Georgia Perimeter College, Science, United States

Harris et al. [1] report the occurrence of shocked quartz grains at the base of the Twiggs Clay Member of the upper Eocene Dry Branch Formation in east-central Georgia. They conclude that the grains are ejecta from the ca. 35.5 Ma Chesapeake Bay impact and that the horizon represents the likely stratum from which the Georgia tektites (georgiaites) have been reworked. During subsequent investigations [2, 3], we have identified the first in situ specimens of impact glass in the ejecta layer. They are clear to yellowish-brown vesicular tektite fragments 0.3 to 1.2 mm long. Although their major element compositions (wt%: SiO (sub 2) =63.8, Al (sub 2) O (sub 3) =15.4, TiO (sub 2) =1.1, FeO=4.6, MgO=2.0, CaO=4.4 Na (sub 2) O=5.7, K (sub 2) O=2.9) are similar to low-silica microtektites from both the southern Caribbean and DSDP Site 612 (New Jersey slope), refractory element ratios suggest that they melted from the same target materials as other relatively proximal glasses (i.e., DSDP Site 612 and georgiaites).
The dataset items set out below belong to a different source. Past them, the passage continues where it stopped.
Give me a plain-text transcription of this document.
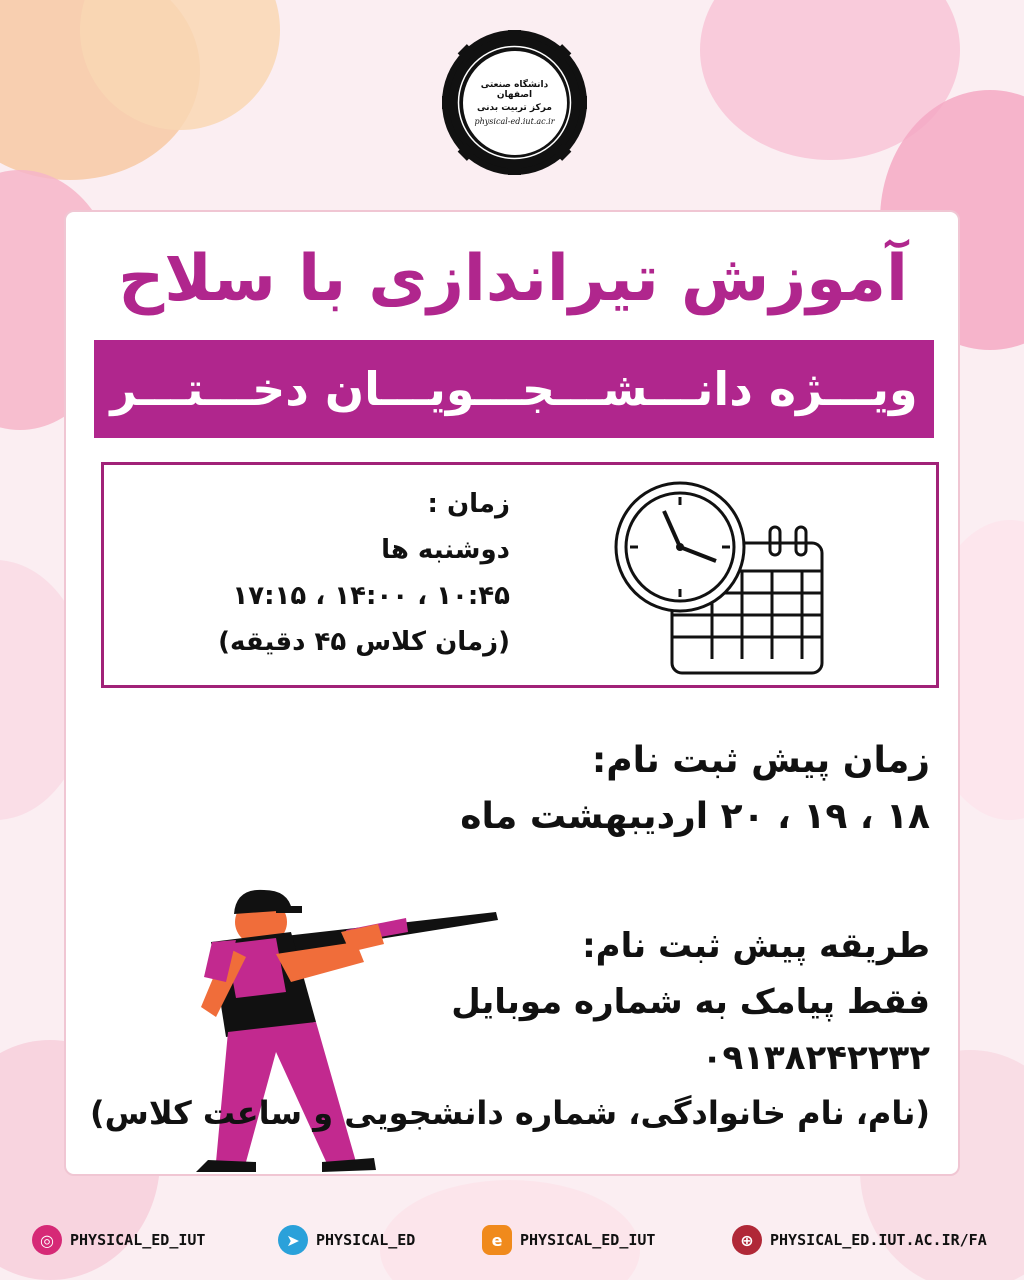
دانشگاه صنعتی اصفهان
مرکز تربیت بدنی
physical-ed.iut.ac.ir
آموزش تیراندازی با سلاح
ویـــژه دانـــشـــجـــویـــان دخـــتـــر
زمان :
دوشنبه ها
۱۰:۴۵ ، ۱۴:۰۰ ، ۱۷:۱۵
(زمان کلاس ۴۵ دقیقه)
زمان پیش ثبت نام:
۱۸ ، ۱۹ ، ۲۰ اردیبهشت ماه
طریقه پیش ثبت نام:
فقط پیامک به شماره موبایل
۰۹۱۳۸۲۴۲۲۳۲
(نام، نام خانوادگی، شماره دانشجویی و ساعت کلاس)
◎	PHYSICAL_ED_IUT	➤	PHYSICAL_ED	e	PHYSICAL_ED_IUT	⊕	PHYSICAL_ED.IUT.AC.IR/FA
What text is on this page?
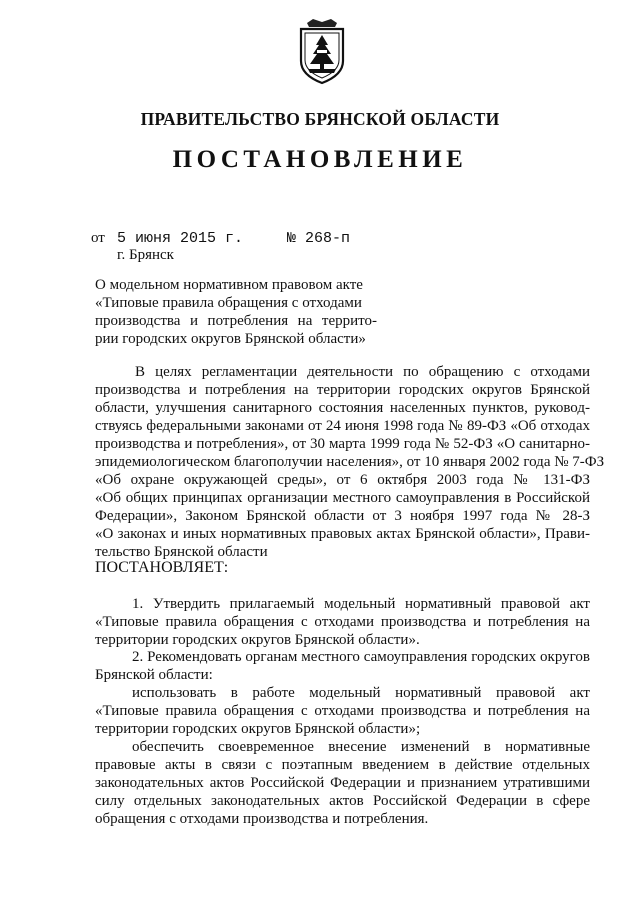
ПРАВИТЕЛЬСТВО БРЯНСКОЙ ОБЛАСТИ
ПОСТАНОВЛЕНИЕ
от 5 июня 2015 г.	№ 268-п
г. Брянск
О модельном нормативном правовом акте
«Типовые правила обращения с отходами
производства и потребления на террито-
рии городских округов Брянской области»
В целях регламентации деятельности по обращению с отходами
производства и потребления на территории городских округов Брянской
области, улучшения санитарного состояния населенных пунктов, руковод-
ствуясь федеральными законами от 24 июня 1998 года № 89-ФЗ «Об отходах
производства и потребления», от 30 марта 1999 года № 52-ФЗ «О санитарно-
эпидемиологическом благополучии населения», от 10 января 2002 года № 7-ФЗ
«Об охране окружающей среды», от 6 октября 2003 года № 131-ФЗ
«Об общих принципах организации местного самоуправления в Российской
Федерации», Законом Брянской области от 3 ноября 1997 года № 28-З
«О законах и иных нормативных правовых актах Брянской области», Прави-
тельство Брянской области
ПОСТАНОВЛЯЕТ:
1. Утвердить прилагаемый модельный нормативный правовой акт
«Типовые правила обращения с отходами производства и потребления на
территории городских округов Брянской области».
2. Рекомендовать органам местного самоуправления городских округов
Брянской области:
использовать в работе модельный нормативный правовой акт
«Типовые правила обращения с отходами производства и потребления на
территории городских округов Брянской области»;
обеспечить своевременное внесение изменений в нормативные
правовые акты в связи с поэтапным введением в действие отдельных
законодательных актов Российской Федерации и признанием утратившими
силу отдельных законодательных актов Российской Федерации в сфере
обращения с отходами производства и потребления.
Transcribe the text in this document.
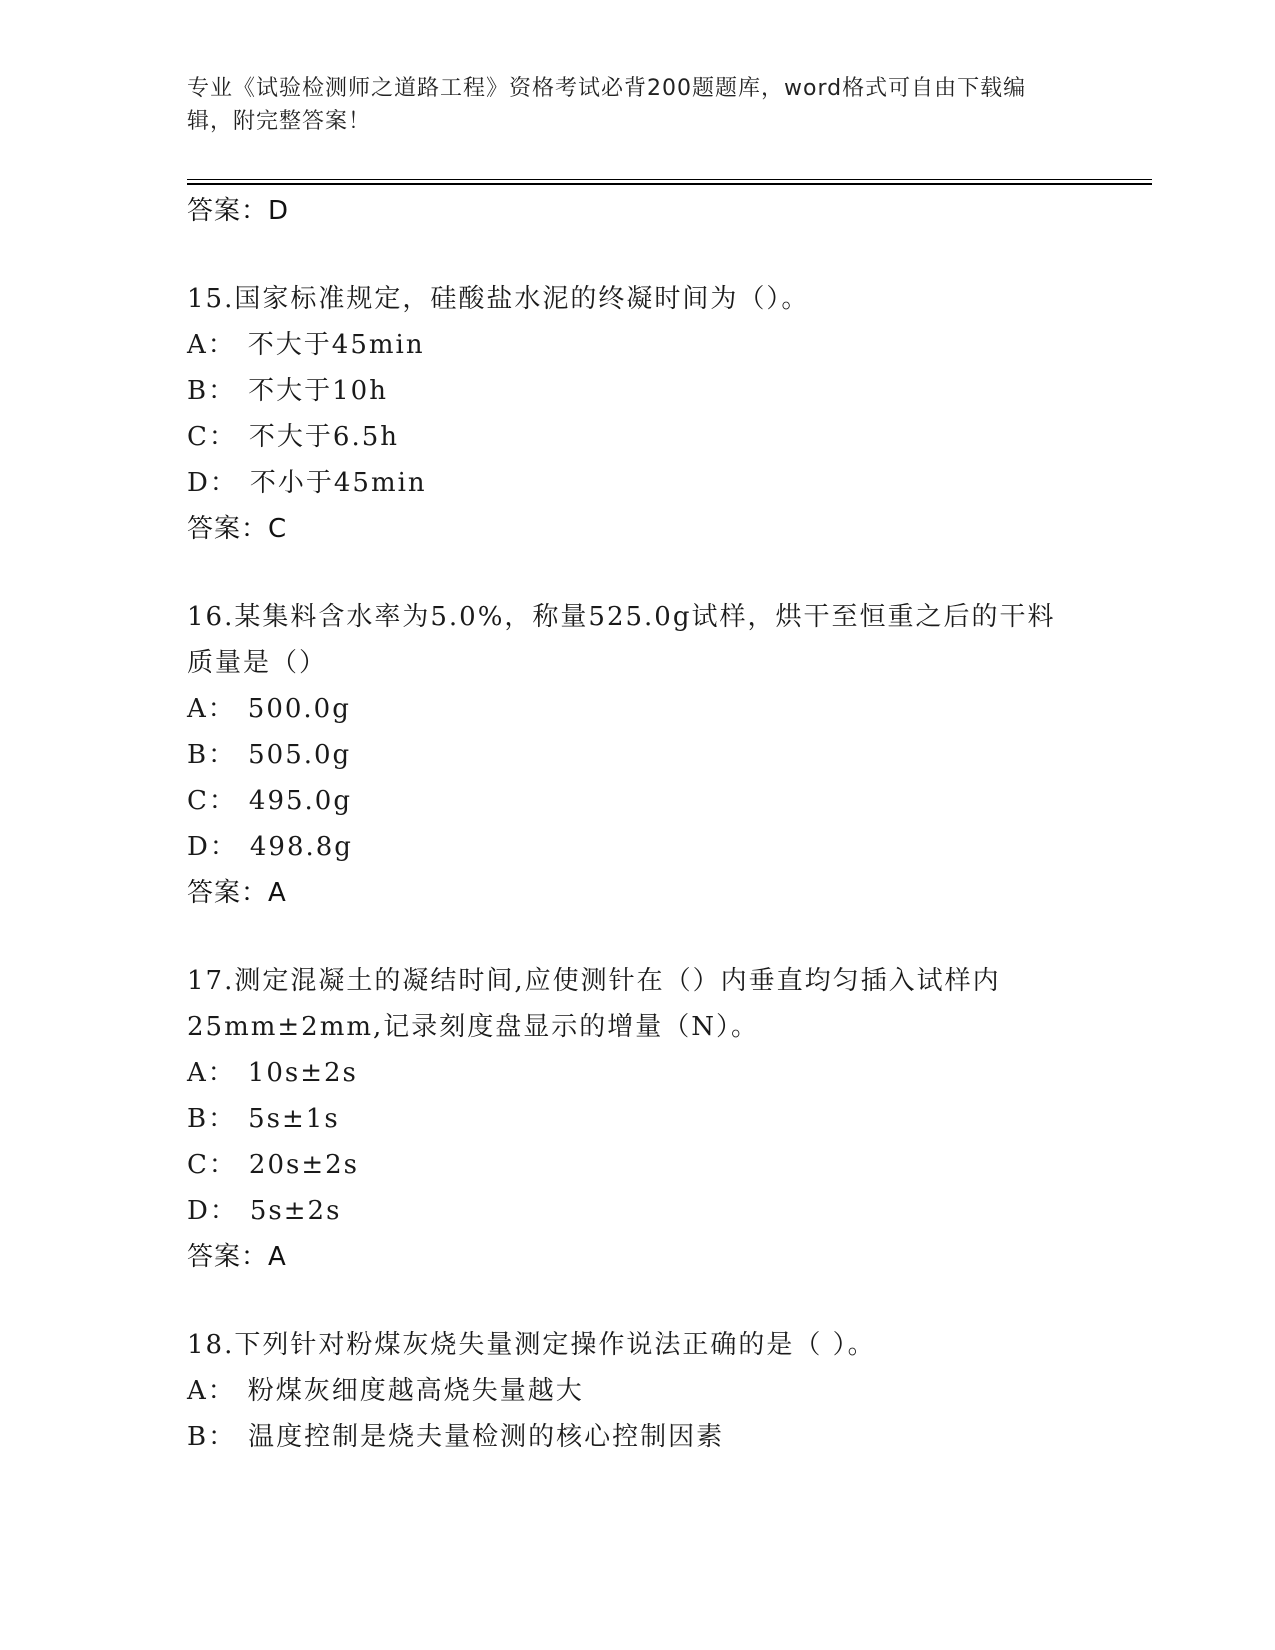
专业《试验检测师之道路工程》资格考试必背200题题库，word格式可自由下载编辑，附完整答案！
答案：D
15.国家标准规定，硅酸盐水泥的终凝时间为（）。
A： 不大于45min
B： 不大于10h
C： 不大于6.5h
D： 不小于45min
答案：C
16.某集料含水率为5.0%，称量525.0g试样，烘干至恒重之后的干料质量是（）
A： 500.0g
B： 505.0g
C： 495.0g
D： 498.8g
答案：A
17.测定混凝土的凝结时间,应使测针在（）内垂直均匀插入试样内25mm±2mm,记录刻度盘显示的增量（N）。
A： 10s±2s
B： 5s±1s
C： 20s±2s
D： 5s±2s
答案：A
18.下列针对粉煤灰烧失量测定操作说法正确的是（ ）。
A： 粉煤灰细度越高烧失量越大
B： 温度控制是烧夫量检测的核心控制因素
Plotting [ln(MgO/SiO (sub 2) )]/TiO (sub 2) vs. [ln(SiO (sub 2) /Al (sub 2) O (sub 3) )]/TiO (sub 2) distinguishes that group from more distal (northern Gulf of Mexico) and most distal (bediasites and Barbados) glasses in the North American strewn field. The differences probably reflect the vertical variability in sedimentary cover sequences near ground zero. The identification and correlation of the Chesapeake Bay ejecta horizon in the Southeastern US provides a convenient benchmark for stratigraphic studies in addition to providing important clues to impact processes--shock metamorphism, melt production and distribution, and regional environmental effects--in a major marine impact. We are investigating possible glasses and shock-deformed minerals in upper Eocene strata from Alabama to North Carolina that may record the Chesapeake Bay event and/or other impacts associated with a protracted comet [4] or asteroid [5] shower during the late Eocene. [1] Harris, R. S. et al. (2004) Geology, 32, 717-720; [2] Harris, R. S. et al. (2007). The Late Eocene Earth: Hothouse, Icehouse, and Impacts--Abstracts with Program and Field Trip Guide (GSA Penrose Conference), 32-33; [3] Harris, R. S. et al. (2009) Lunar Planet. Sci. Conf., XL, #2502; [4] Farley, K. A. et al. (1998) Science, 280, 1250-1253; [5] Tagle, R. and Claeys, P. (2004) Science, 305, 492.